Well, the original question is to solve this ...

\sum 1/(a² + x²)

the sum goes from x=-infinity to infinity (i wasnt sure how to show this with the latex??)

and the answer i am supposed to show is \pi/a + (2*\pi/a) * (1/(e^2*\pi*a - 1)

Homework Equations

So, using Poisson resummation and some results from previous exercises, i get the new problem to being

\sum (\pi/a) * (e^-2*\pi*a*|v|)

the sum now from v=-infinity to infinity

The Attempt at a Solution

so i can split this into three.

the easy bit is to take the v=o part, this gives me the \pi/a required in the answer.

then i have two parts, the sum with v=1 to infinity and the sum with v=-infinity to -1

these two parts are identical, due to the |v|.

so i have 2*\sum (\pi/a) * (e^-2*\pi*a*|v|)

i can take the 2*\pi/a outside of the sum, as it has no v element.

so now i am left having to show that

\sum (e^-2*\pi*a*|v|) = (1/(e^2*\pi*a - 1)

which, i realize is just a (i think) simple geometric series sum ... and yet I am not sure how to show these two equate?

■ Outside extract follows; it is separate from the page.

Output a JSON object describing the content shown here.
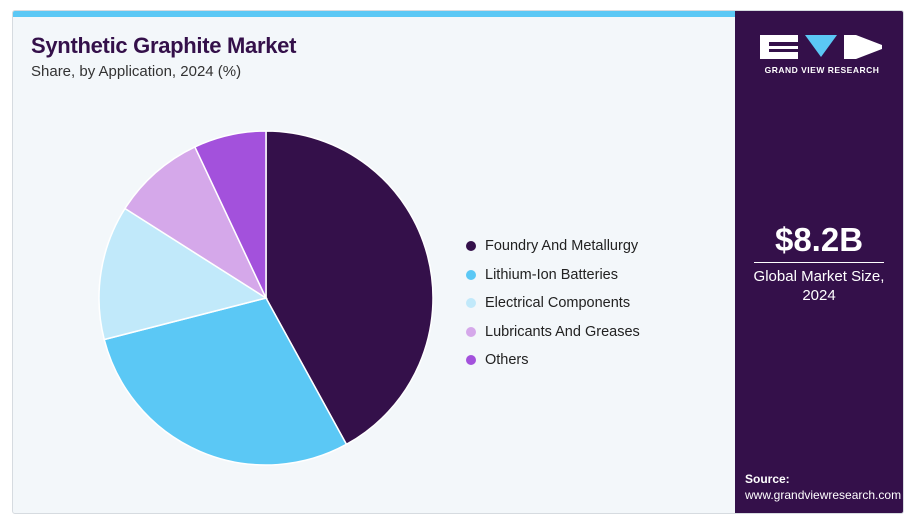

any help would be brilliant, thank you.

 

[Dick]

The sum from 0 to infinity is 1/(1-exp(-2*pi*a)), geometric series, right? So the sum from 1 to infinity is [1/(1-exp(-2*pi*a))]-1. Do some algebra including multiply numerator and denominator by exp(2*pi*a).

 

[tiny-tim]

Hi TheMightyJ!

(have a pi: π and an infinity: ∞ and a sigma: ∑ )

With LaTeX, it's \sum_{-\infty}^{\infty}, and without, it's just ∑_-∞^∞

 

[TheMightyJ]

Thanks to both of you :0) much appreciated.